Ein paar Minuten später parke ich also mein Auto auf dem Parkplatz eines Einkaufszentrum und mache mich auf den Weg nach Drinnen.

Als ich denke alles besorgt zu haben was ich auf meiner Liste stehen hatte seufze ich erleichtert und nehme meine Einkäufe von der Kasse. Anschließend verstaue ich sie in einer Tüte und reiche der Frau an der Kasse einen Schein, worauf sie mir mein Rückgeld gibt und ich mich daraufhin verabschiede. Dieser Einkauf hat nur noch mehr an meinen Nerven gezerrt. All die hektischen Menschen die nach dem neuen Jahr durch das Einkaufszentrum hetzen rauben mir wirklich meinen letzten Nerv. Als ich an einem Coffee Shop vorbei komme entscheide ich mich hinein zu gehen um mich vielleicht mit etwas Koffein zu beruhigen. Im Gegensatz zum Rest des Einkaufszentrums sind hier drinnen nicht gerade viele Menschen, was eine wirklich schöne Abwechslung ist. Ich gebe meine Bestellung ab und erhalte nur kurze Zeit später meinen Kaffee mit dem ich mich an einen Tisch setze. Ich lasse ihn noch etwas abkühlen und beschließe in der Zwischenzeit Annie zu schreiben, um ihr zu sagen dass ich wieder Zuhause bin.

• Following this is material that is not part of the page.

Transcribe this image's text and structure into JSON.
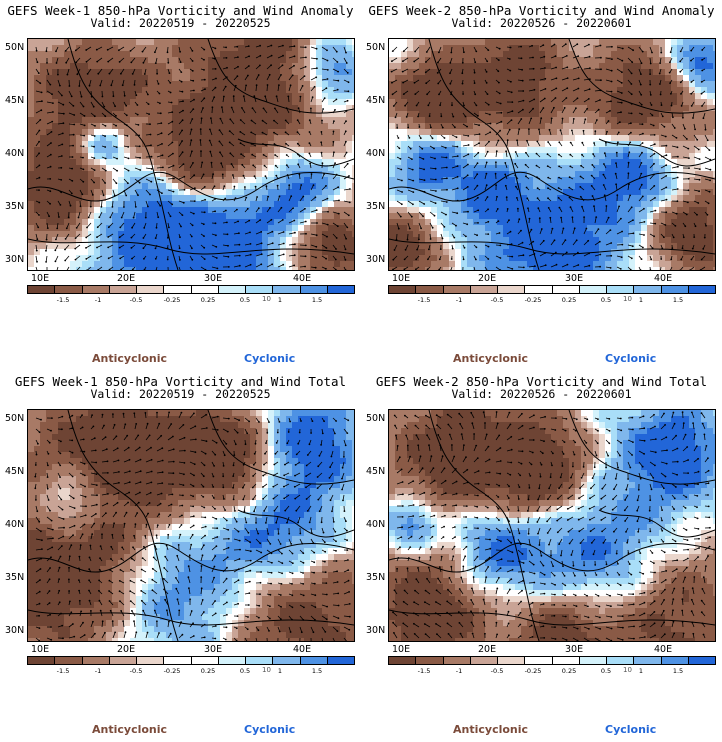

"Allison. Hey!" Ich richte meinen Blick nach oben als ich meinen Namen höre und sehe nur kurze Zeit später in das Gesicht von Josh.

"Oh, hey." Gebe ich überrascht zurück. "Was tust du hier?" Frage ich um keine unangenehme Stille entstehen zu lassen.

"Ich wohn gleich um die Ecke und hol mir nur meine tägliche Dosis Koffein." Er lächelt etwas, wobei er gleich viel jünger aussieht und mir wieder in den Sinn kommt, dass er gerade mal sechzehn ist.

"Einen Kaffee konnte ich gerade auch ganz gut gebrauchen." Sage ich und hebe meinen extra großen Kaffee mit viel Zucker in die Luft.

"Ich versteh schon, nach gestern Nacht wirst du wohl nicht viel Schlaf bekommen haben. Ich auch nicht." Er nickt traurig als er an die Ereignisse der letzten Nacht denkt.

"Ja kann man so sagen." Ich versuche das Bild der blutigen Leiche aus meinem Gedächtnis zu verbannen, was sich als nicht gerade einfach erweist.

"Du hast bestimmt viele Fragen. Das muss ziemlich verwirrend für dich sein nicht wahr?" Fragt er verständnisvoll.

"Das kannst du laut sagen. Luke erzählt mir kaum etwas und das macht mich wahnsinnig." Ich seufze als ich an Luke und somit an unseren Streit denke.

"Willst du vielleicht mit zu mir kommen? Wie gesagt ich wohn nicht weit von hier weg und ich könnte dir vielleicht ein paar Fragen beantworten." Er zuckt mit den Schultern und sieht mich etwas unsicher an. Sein Angebot ist ziemlich verlockend, ich würde nur allzu gerne ein paar dieser Fragezeichen aus meinem Kopf bekommen.

"Ja klar warum nicht." Sage ich und stehe von meinem Stuhl auf. Ich hänge mir meine Tasche um und nehme meine Tüte in die eine und meinen Kaffee in die andere Hand.

"Okay cool, dann lass uns gehen." Josh lächelt leicht und hält mir die Tür auf, bevor wir gemeinsam das Einkaufszentrum verlassen und zu seiner Wohnung laufen.